Challenging the classical Marxist focus on class and political economy, scholars within Ethnic Studies (e.g. the work of Barrera, Marable or Almaguer) have been trying to disentangle the relationship between racism and capitalism for decades. Led by a new generation of researchers rediscovering racial capitalism—a term coined by Cedric Robinson in 1983 within the Black Radical Tradition—there is a renewed interest in the deployment of the concept from different perspectives. For example, reflecting on the levels of environmental destruction that the planet is currently facing, Saldanha (2019) argues that because of the colonial origins of capitalism, the Anthropocene is in fact a racial regime. Pulido (2016) explores the relationship between environmental racism and racial capitalism. Focusing on urban agriculture, McClintock (2018) argues it is a racialized practice that works both as a tool of Othering but also as a tool of resistance to capital accumulation. Chakravartty and Ferreira Da Silva (2012), on the other hand, explore the “racial logic of global financial capitalism” in a Special Issue. Bhattacharyya (2018) explores how processes of racialization have been put to use in the service of capitalism. Scholars have also addressed the nexus of racial capitalism to private property, land value, spatial planning and the ongoing accumulation of wealth (cf. Bhandar, 2018; Toews, 2018; Dorries et al. 2019).
There is, however, less work explicitly studying the connections between racial capitalism and urban theory. To begin with, neoclassical urban theory has been accused of having a blind spot in studying the role of race and racism (Kobayashi, 2014). While there are authors that have explored the linkages between capitalism and the urban (e.g. predominantly the work of Henri Lefebvre and David Harvey) and scholarly work on the nexus between race and urban inequality produced through capitalist relationships (e.g. Wacquant 2008; Gibbons, 2016; Hackworth, 2018), the intellectual work to further explore the race-capitalism-urban matrix remains to be done.
Attempting to bridge this knowledge gap and guided by the conference’s theme, we seek to explore the relationship between racial capitalism and the urban. We invite contributions that address theoretical discussions, provide rich empirical examples or challenge the usefulness of racial capitalism in studying urban processes. Possible questions include but are not limited to:
- What is the role of racial capitalism in producing urban space (e.g. patterns of physical and social segregation, investment and disinvestment, urban planning)?

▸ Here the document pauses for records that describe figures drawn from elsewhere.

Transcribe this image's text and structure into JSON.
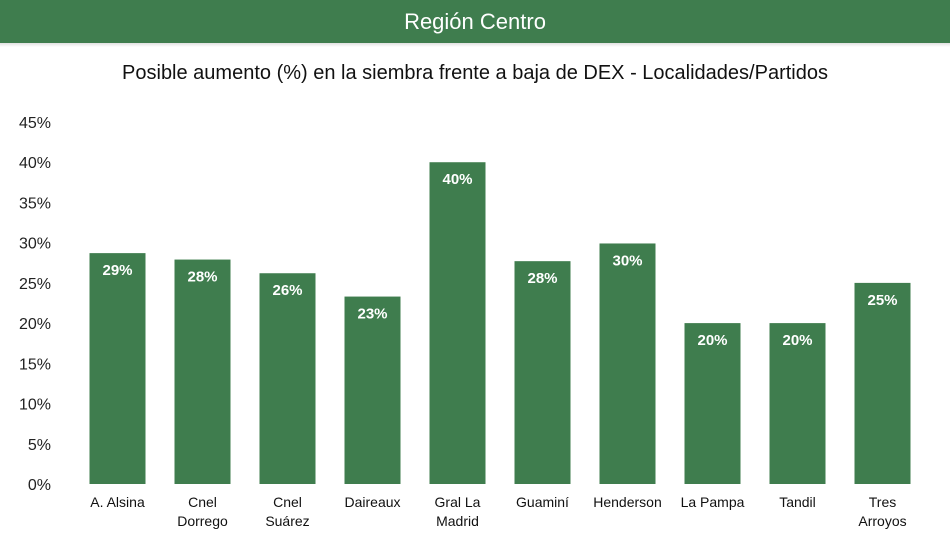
{
  "header": {
    "title": "Región Centro"
  },
  "chart_data": {
    "type": "bar",
    "title": "Posible aumento (%) en la siembra frente a baja de DEX - Localidades/Partidos",
    "xlabel": "",
    "ylabel": "",
    "ylim": [
      0,
      45
    ],
    "yticks": [
      "0%",
      "5%",
      "10%",
      "15%",
      "20%",
      "25%",
      "30%",
      "35%",
      "40%",
      "45%"
    ],
    "categories": [
      [
        "A. Alsina"
      ],
      [
        "Cnel",
        "Dorrego"
      ],
      [
        "Cnel",
        "Suárez"
      ],
      [
        "Daireaux"
      ],
      [
        "Gral La",
        "Madrid"
      ],
      [
        "Guaminí"
      ],
      [
        "Henderson"
      ],
      [
        "La Pampa"
      ],
      [
        "Tandil"
      ],
      [
        "Tres",
        "Arroyos"
      ]
    ],
    "values": [
      28.7,
      27.9,
      26.2,
      23.3,
      40.0,
      27.7,
      29.9,
      20.0,
      20.0,
      25.0
    ],
    "data_labels": [
      "29%",
      "28%",
      "26%",
      "23%",
      "40%",
      "28%",
      "30%",
      "20%",
      "20%",
      "25%"
    ],
    "grid": false,
    "bar_color": "#3f7d4e",
    "legend": "none"
  }
}
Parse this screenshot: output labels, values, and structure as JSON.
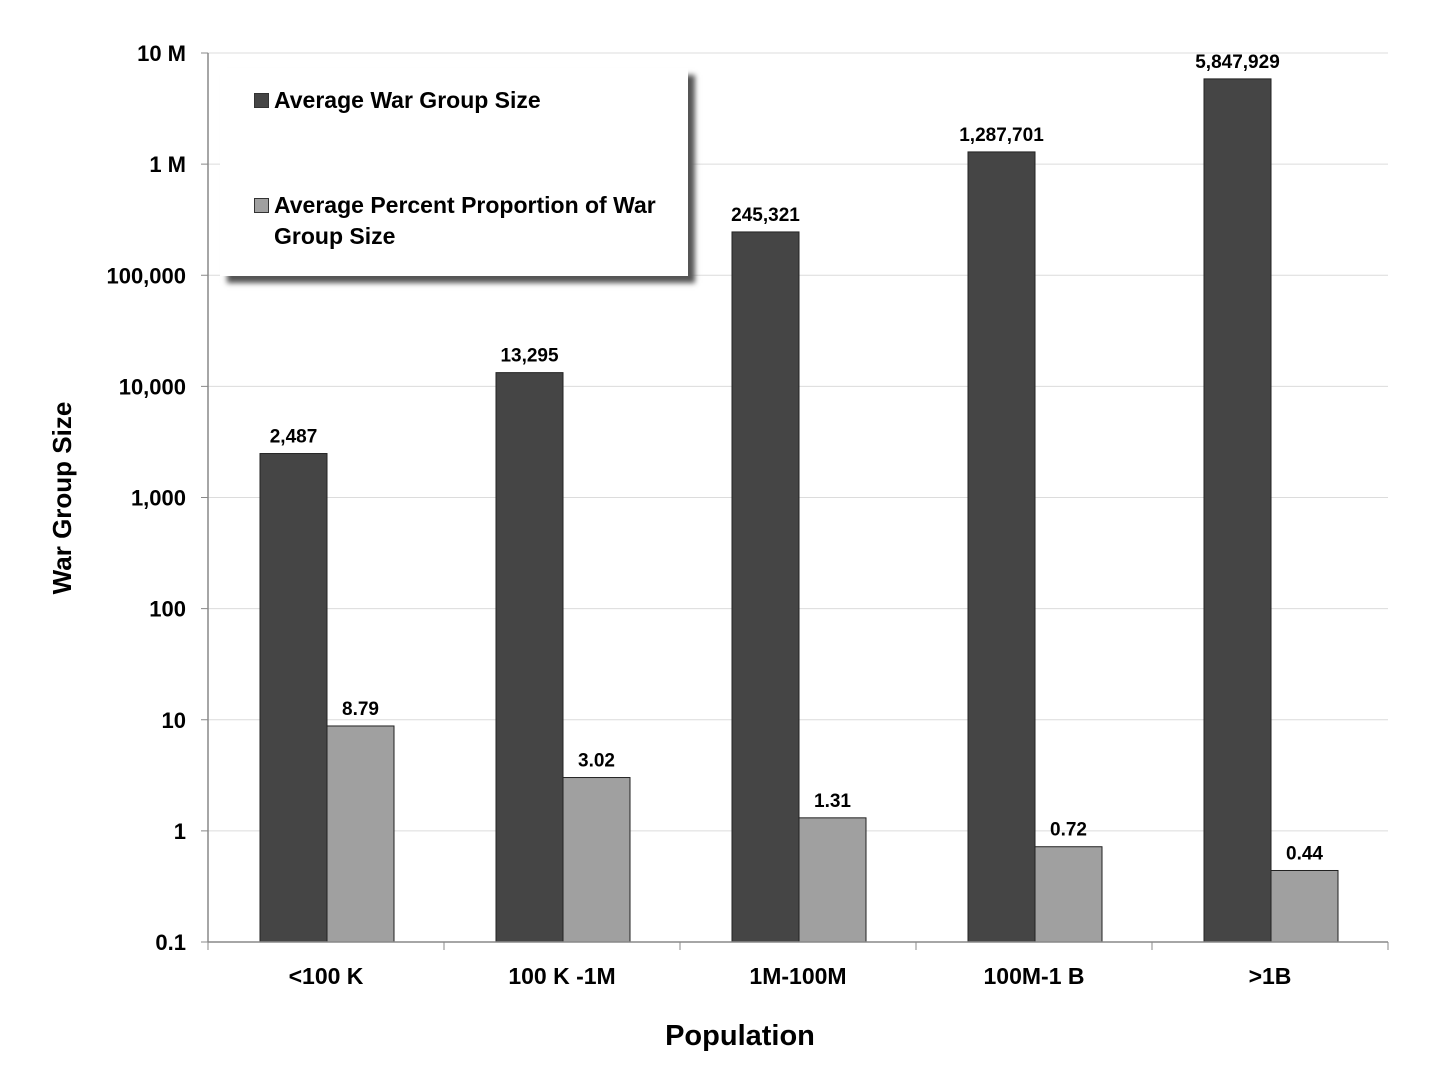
{
  "chart_data": {
    "type": "bar",
    "ylabel": "War Group Size",
    "xlabel": "Population",
    "yscale": "log",
    "ylim": [
      0.1,
      10000000
    ],
    "yticks": [
      {
        "value": 10000000,
        "label": "10 M"
      },
      {
        "value": 1000000,
        "label": "1 M"
      },
      {
        "value": 100000,
        "label": "100,000"
      },
      {
        "value": 10000,
        "label": "10,000"
      },
      {
        "value": 1000,
        "label": "1,000"
      },
      {
        "value": 100,
        "label": "100"
      },
      {
        "value": 10,
        "label": "10"
      },
      {
        "value": 1,
        "label": "1"
      },
      {
        "value": 0.1,
        "label": "0.1"
      }
    ],
    "grid": true,
    "legend_position": "top-left",
    "categories": [
      "<100 K",
      "100 K -1M",
      "1M-100M",
      "100M-1 B",
      ">1B"
    ],
    "series": [
      {
        "name": "Average War Group Size",
        "color": "#454545",
        "values": [
          2487,
          13295,
          245321,
          1287701,
          5847929
        ],
        "labels": [
          "2,487",
          "13,295",
          "245,321",
          "1,287,701",
          "5,847,929"
        ]
      },
      {
        "name": "Average Percent Proportion of War Group Size",
        "color": "#a0a0a0",
        "values": [
          8.79,
          3.02,
          1.31,
          0.72,
          0.44
        ],
        "labels": [
          "8.79",
          "3.02",
          "1.31",
          "0.72",
          "0.44"
        ]
      }
    ]
  }
}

- What is the role of materiality (e.g. infrastructure, public and commercial space, housing) in reproducing racial capitalism in the city?

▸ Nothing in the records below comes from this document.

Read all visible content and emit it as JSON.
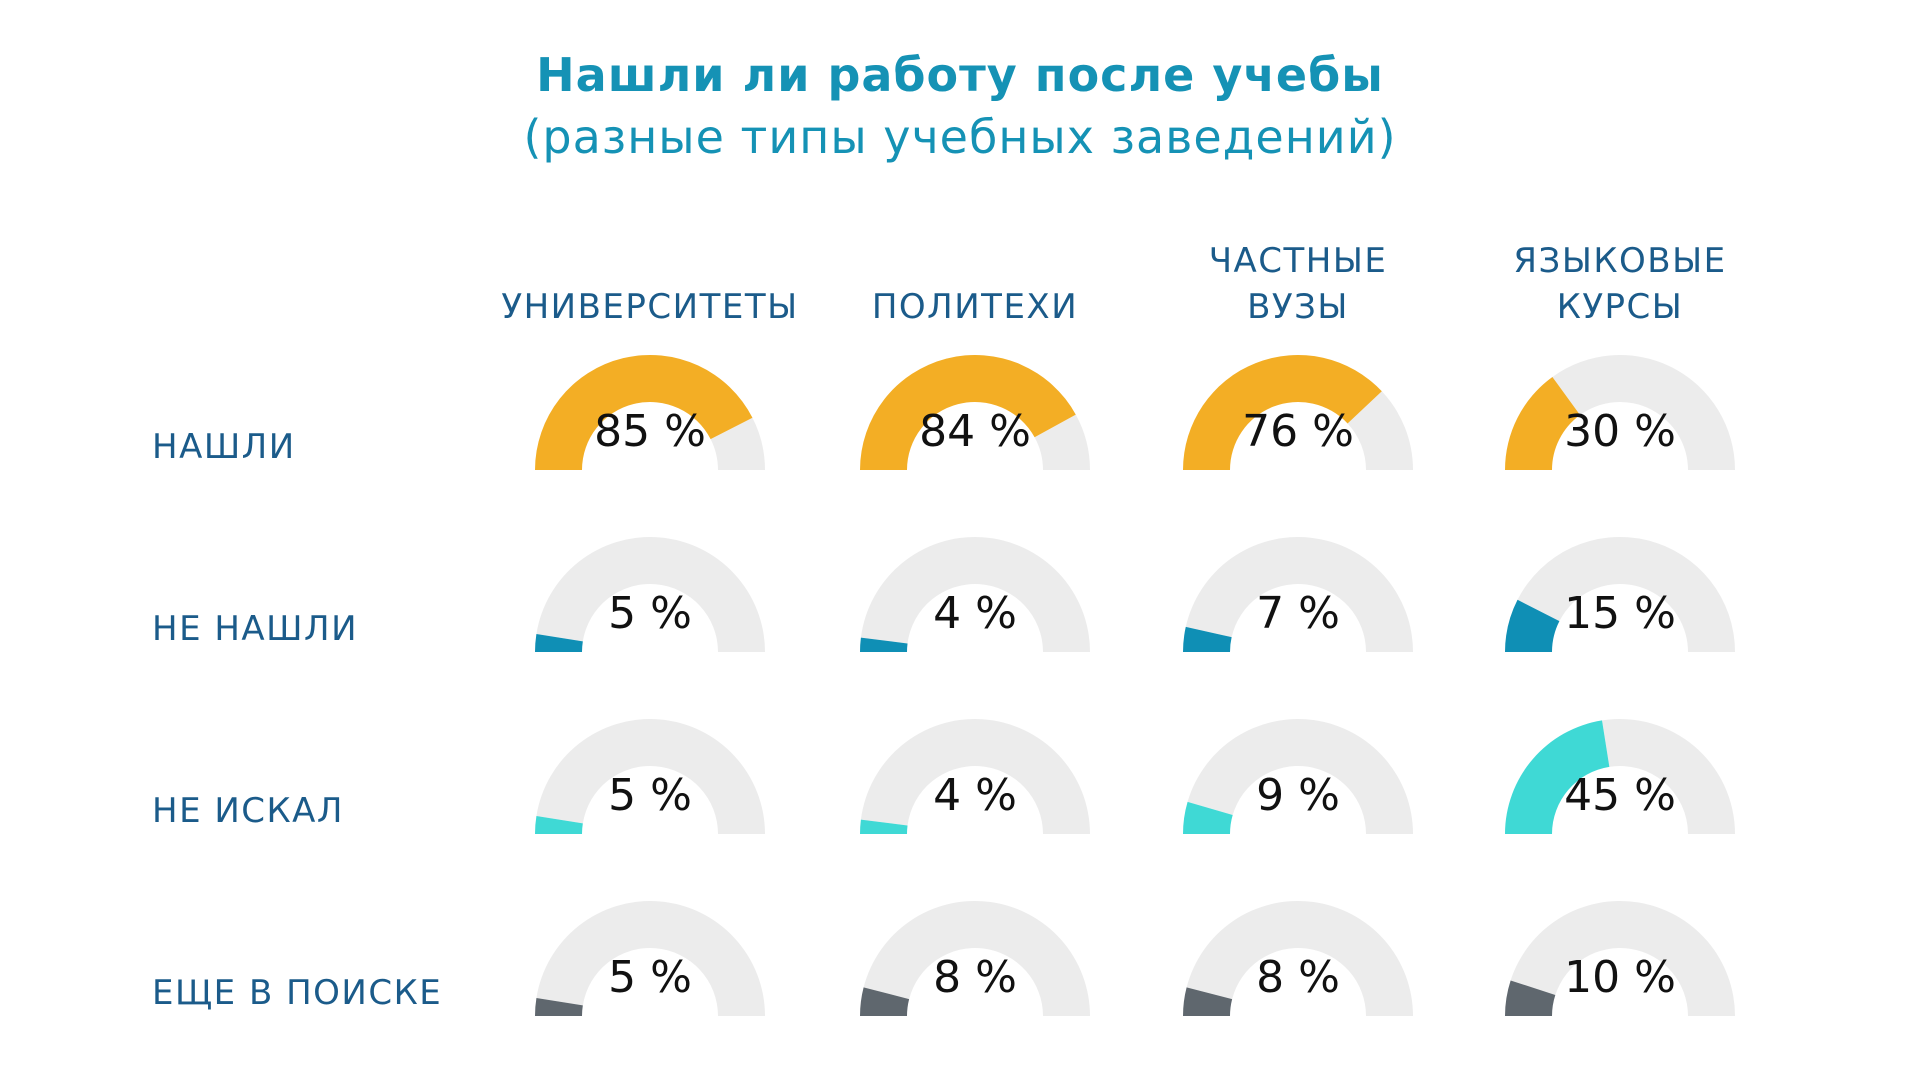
{
  "chart_data": {
    "type": "gauge-grid",
    "title": "Нашли ли работу после учебы",
    "subtitle": "(разные типы учебных заведений)",
    "columns": [
      [
        "УНИВЕРСИТЕТЫ"
      ],
      [
        "ПОЛИТЕХИ"
      ],
      [
        "ЧАСТНЫЕ",
        "ВУЗЫ"
      ],
      [
        "ЯЗЫКОВЫЕ",
        "КУРСЫ"
      ]
    ],
    "rows": [
      {
        "label": "НАШЛИ",
        "color": "#f3ae25",
        "values": [
          85,
          84,
          76,
          30
        ]
      },
      {
        "label": "НЕ НАШЛИ",
        "color": "#0f8fb5",
        "values": [
          5,
          4,
          7,
          15
        ]
      },
      {
        "label": "НЕ ИСКАЛ",
        "color": "#3fd9d5",
        "values": [
          5,
          4,
          9,
          45
        ]
      },
      {
        "label": "ЕЩЕ В ПОИСКЕ",
        "color": "#5f676e",
        "values": [
          5,
          8,
          8,
          10
        ]
      }
    ],
    "value_suffix": " %",
    "range": [
      0,
      100
    ]
  },
  "colors": {
    "title": "#1592b5",
    "labels": "#1b5b8a",
    "track": "#ececec",
    "value_text": "#111111"
  }
}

- What is the role of racial capitalism in mediating access to public urban space (e.g. access to recreational spaces, nature, public transport)?

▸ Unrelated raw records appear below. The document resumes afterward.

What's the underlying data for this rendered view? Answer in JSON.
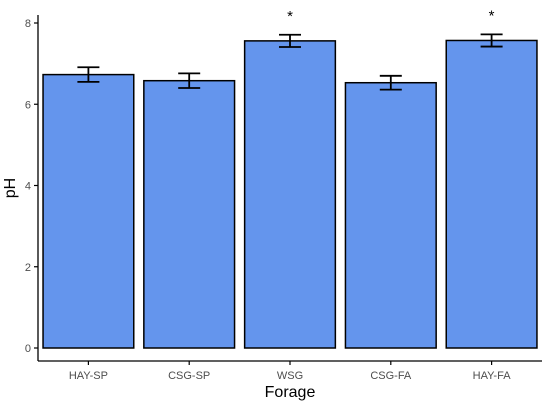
{
  "chart_data": {
    "type": "bar",
    "categories": [
      "HAY-SP",
      "CSG-SP",
      "WSG",
      "CSG-FA",
      "HAY-FA"
    ],
    "values": [
      6.73,
      6.58,
      7.56,
      6.53,
      7.57
    ],
    "error_low": [
      6.55,
      6.4,
      7.41,
      6.36,
      7.42
    ],
    "error_high": [
      6.91,
      6.76,
      7.71,
      6.7,
      7.72
    ],
    "annotations": [
      "",
      "",
      "*",
      "",
      "*"
    ],
    "xlabel": "Forage",
    "ylabel": "pH",
    "ylim": [
      0,
      8
    ],
    "yticks": [
      0,
      2,
      4,
      6,
      8
    ],
    "grid": false,
    "colors": {
      "bar_fill": "#6495ED",
      "bar_stroke": "#000000",
      "axis": "#000000",
      "error_bar": "#000000"
    }
  }
}
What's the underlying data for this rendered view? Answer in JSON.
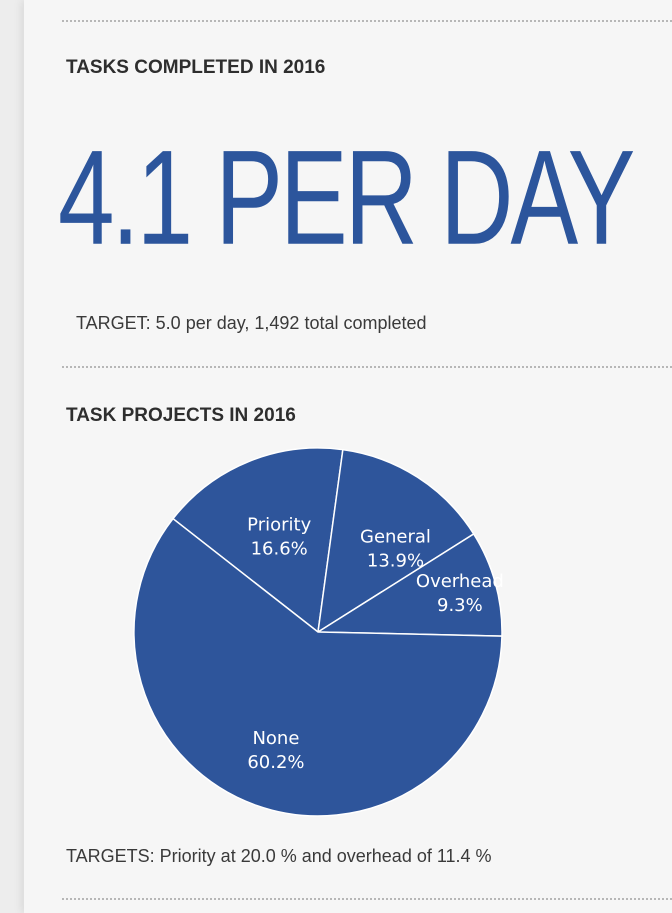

- How does racial capitalism shape everyday experiences of urban life (including at the intersection of gender and class)?
- What other conceptual tools are there to explore the race-capitalism-urban matrix (i.e. other strands of theory—feminist, postcolonial/decolonial, queer—that while not explicitly using the concept “racial capitalism” can nevertheless contribute to its theorization)?
- What is the conceptual usefulness of racial capitalism, in other words, what is racial about racial capitalism?